More biosimilar approvals may lead to lower costs.
There is much uncertainty surrounding health care legislation, as lawmakers debate how best to reform the Affordable Care Act (ACA), especially since the American Health Care Act was recently pulled due to a lack of support from lawmakers.
Due to the costly nature of specialty drugs, and President Donald Trump’s vow to lower drug costs, specialty stakeholders have been concerned over what this means for the industry. In an interview with Specialty Pharmacy Times, Blair Childs, senior vice president, public affairs at Premier Inc, discussed the implications of the new legislation for the healthcare world and specialty pharmacies.
SPT: What improvements in health care are needed that were not addressed by the ACA?
Childs: A hospital today has to work with 120,000 pages of regulations, at least. All of this talk from Trump about regulatory reform is needed. Secondly, the stimulus bill right before the ACA created meaningful use with $30 billion going to [electronic health record] EHR companies. What that did was create an incentive for the EHR companies. They were successful in part because health systems were required to have a full electronic health record system. The stimulus funds went to the vendors, and it created an abnormal customer-vendor relationship in health care. The customer is essentially dependent on the vendor to avoid a penalty. It created an inability to create pressure on the EHR vendor to drive the vendors to do what you need done. What you need to get done as a health care provider is to get your data out to other parts of your system, which is difficult and expensive because this data exists in proprietary systems and the EHR vendors own the keys. This has caused much higher costs for providers and much less use of their own data because of this policy.
SPT: What should be at the forefront of new health care legislation?
Childs: We need to get rid of the abuses by a handful of pharmaceutical companies that reduces competition in the market, like the use of REMS to prevent a product from getting onto the market; the use of orphan drug status to gain additional exclusivity on a drug that really should not be an orphan drug in the traditional sense; the use of citizens’ petitions to delay the introduction of new products or to keep exclusivity. Otherwise, we will cause a backlash against pharmaceutical companies that are generating life saving medicines and threaten our country and health care system, because we cannot afford the escalating costs.

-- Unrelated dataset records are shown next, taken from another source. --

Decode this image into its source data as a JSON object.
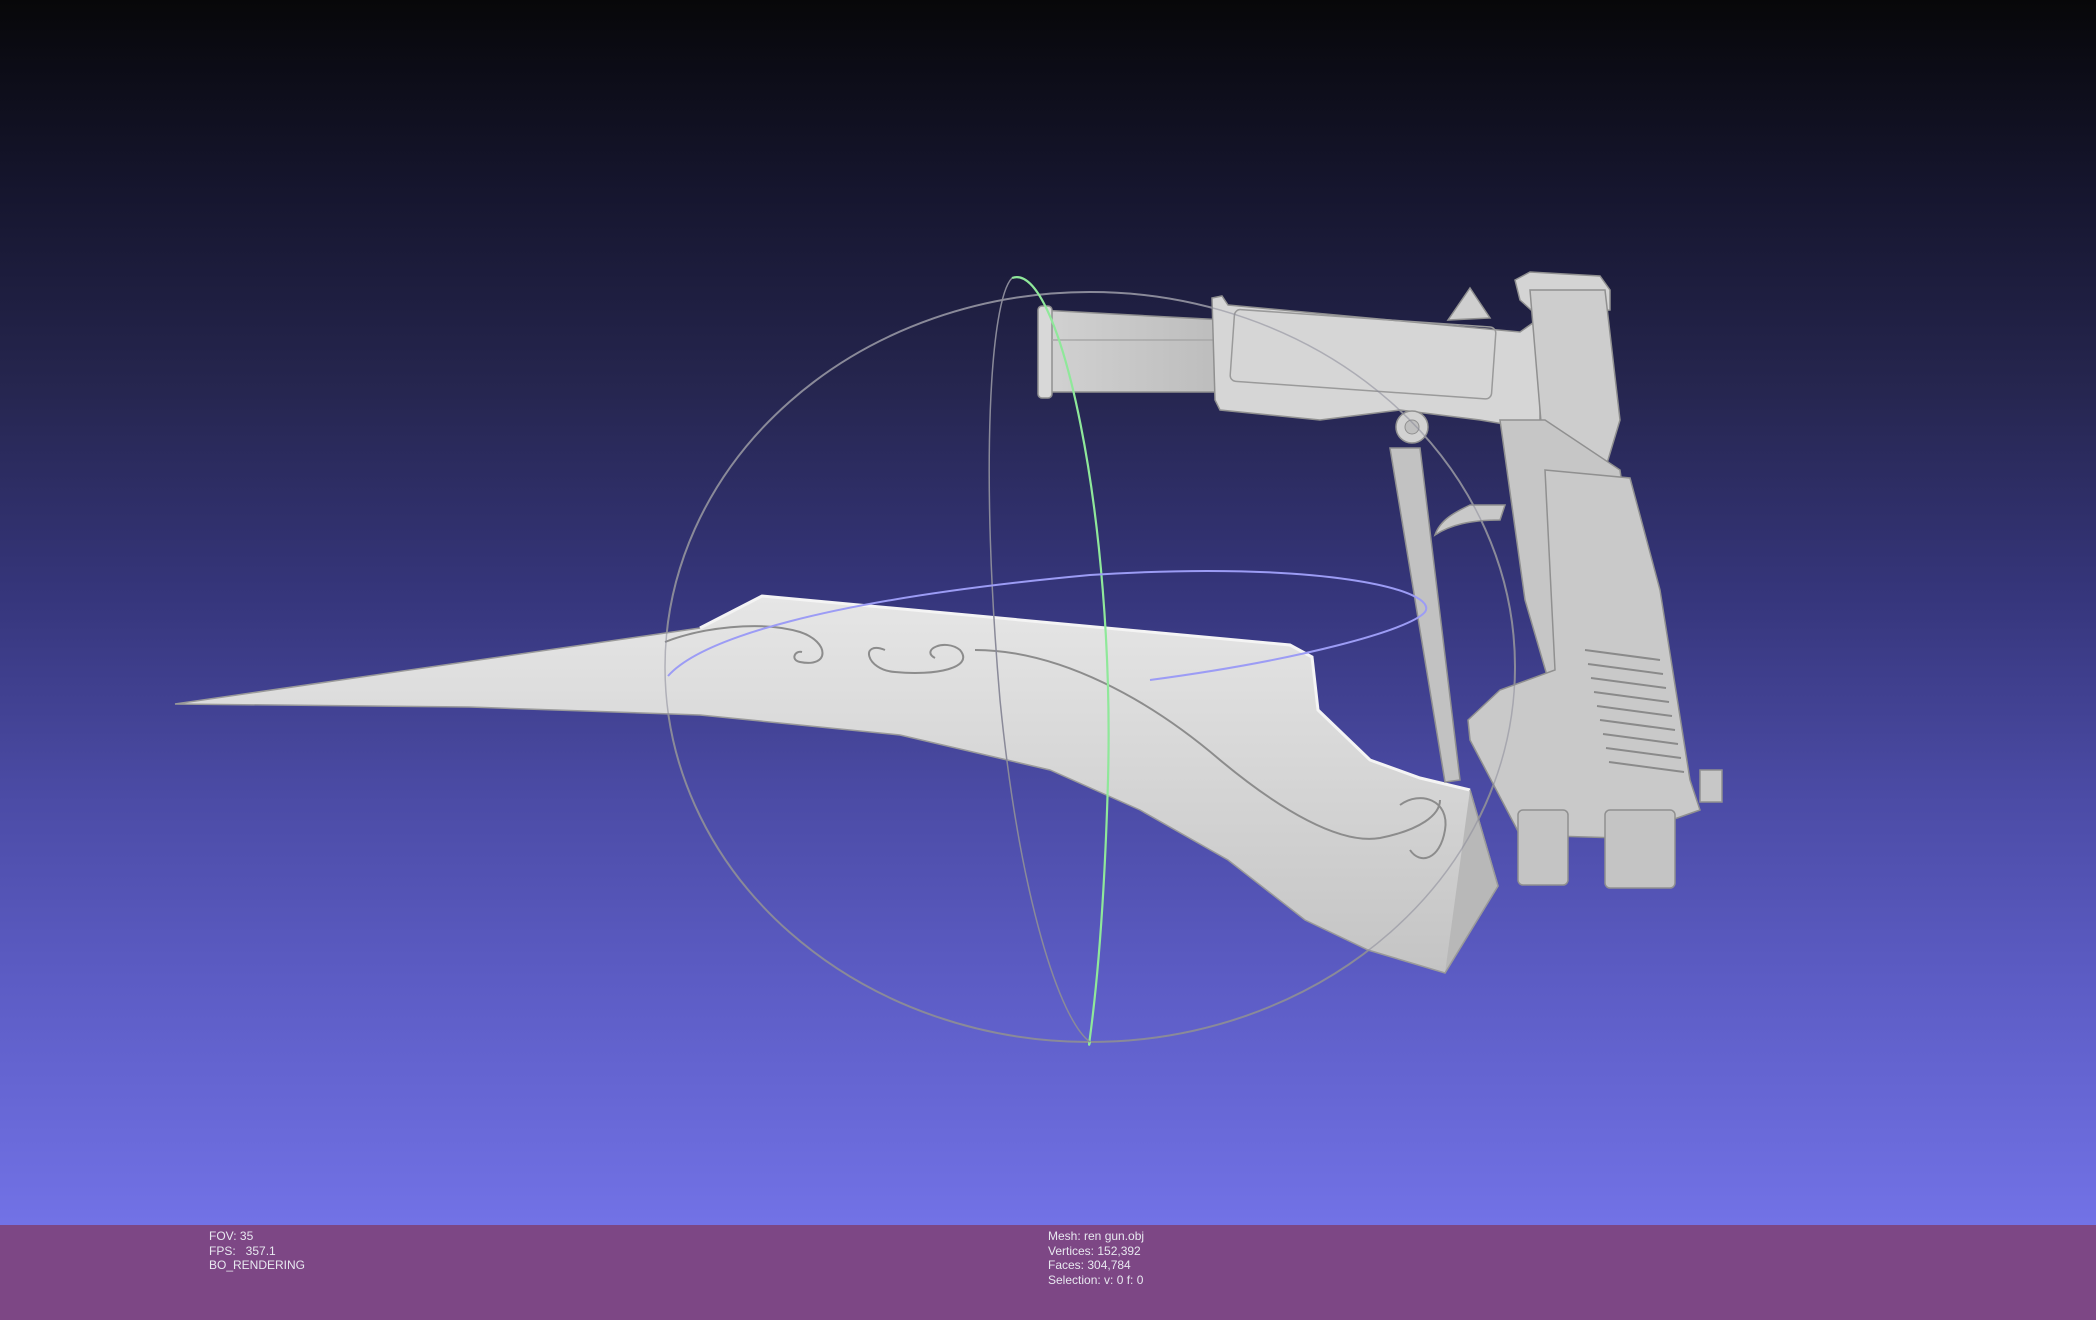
{
  "viewport": {
    "model": "sword-gun-mesh",
    "trackball": "trackball-gizmo"
  },
  "info": {
    "left": {
      "fov": "FOV: 35",
      "fps": "FPS:   357.1",
      "mode": "BO_RENDERING"
    },
    "right": {
      "mesh": "Mesh: ren gun.obj",
      "vertices": "Vertices: 152,392",
      "faces": "Faces: 304,784",
      "selection": "Selection: v: 0 f: 0"
    }
  }
}
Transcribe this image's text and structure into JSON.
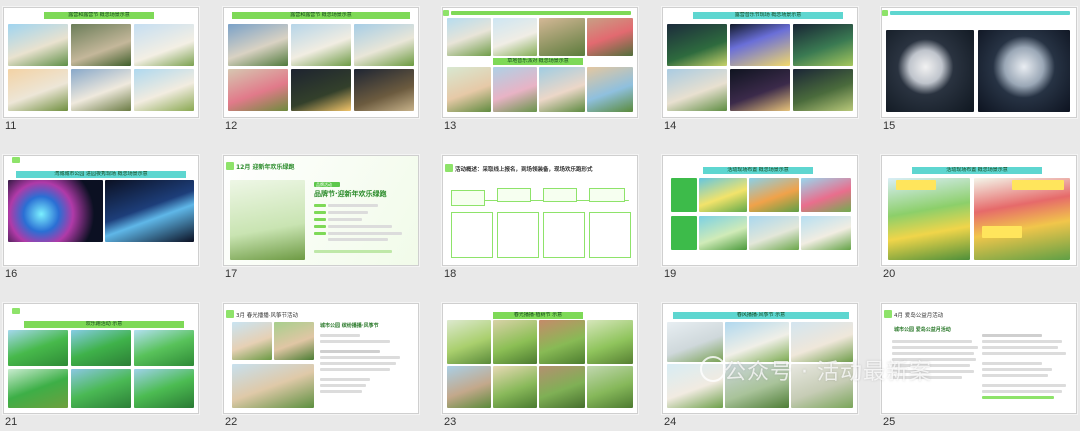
{
  "slides": [
    {
      "num": "11",
      "title": "露营和露营节 概念场景示意"
    },
    {
      "num": "12",
      "title": "露营和露营节 概念场景示意"
    },
    {
      "num": "13",
      "title": "",
      "subtitle": "草地音乐派对 概念场景示意"
    },
    {
      "num": "14",
      "title": "露营音乐节现场 概念场景示意"
    },
    {
      "num": "15",
      "title": "",
      "subtitle": ""
    },
    {
      "num": "16",
      "title": "湾城城市公园 进园夜秀现场 概念场景示意"
    },
    {
      "num": "17",
      "title": "12月 迎新年欢乐绿跑",
      "subtitle": "品牌节·迎新年欢乐绿跑",
      "badge": "品牌活动"
    },
    {
      "num": "18",
      "title": "活动概述：采取线上报名，到场领装备，现场欢乐跑形式"
    },
    {
      "num": "19",
      "title": "活动现场布置 概念场景示意"
    },
    {
      "num": "20",
      "title": "活动现场布置 概念场景示意"
    },
    {
      "num": "21",
      "title": "欢乐跑活动 示意"
    },
    {
      "num": "22",
      "title": "3月 春光播播·风筝节活动",
      "subtitle": "城市公园 缤纷播播·风筝节"
    },
    {
      "num": "23",
      "title": "春光播播·植树节 示意"
    },
    {
      "num": "24",
      "title": "春风播播·风筝节 示意"
    },
    {
      "num": "25",
      "title": "4月 爱岛公益月活动",
      "subtitle": "城市公园 爱岛公益月活动"
    }
  ],
  "watermark": "公众号 · 活动最新案"
}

More incentives are needed to encourage providers to move to alternative payment models — that’s the ACOs and bundled payments. We need to get rid of burdensome regulations that impede an effective health care system and cause a lot of extra work. I also mentioned interoperability, the issue of how do you get information in and out of your EHRs because of the misaligned incentives created by the stimulus plan. So, more incentives for organizations to go to alternative payment models, more competition in the pharmaceutical industry, elimination of antiquated fee-for-service oriented laws that impeded change, and better use of the data health systems have, which is basically taking away the arrangement that exists today that gives EHRs over health care providers.
SPT: How could health care reform impact drug costs?
Childs: We’re going to have a big challenge with personalized medicines. They’re still going to be charging a lot for those medicines in the future, but I think you’re going to see faster movement to generics and biosimilars. You’re not going to be able to game the system to gain extra time of with product exclusivity. The pharmaceutical industry has to come up with new products to get the dollars much more than just optimizing the products they have today, which is what is occurring today. It’s going to be a more competitive market where we still have the benefits of innovation, so companies will still be focused on driving more product innovation that truly saves lives and makes lives better.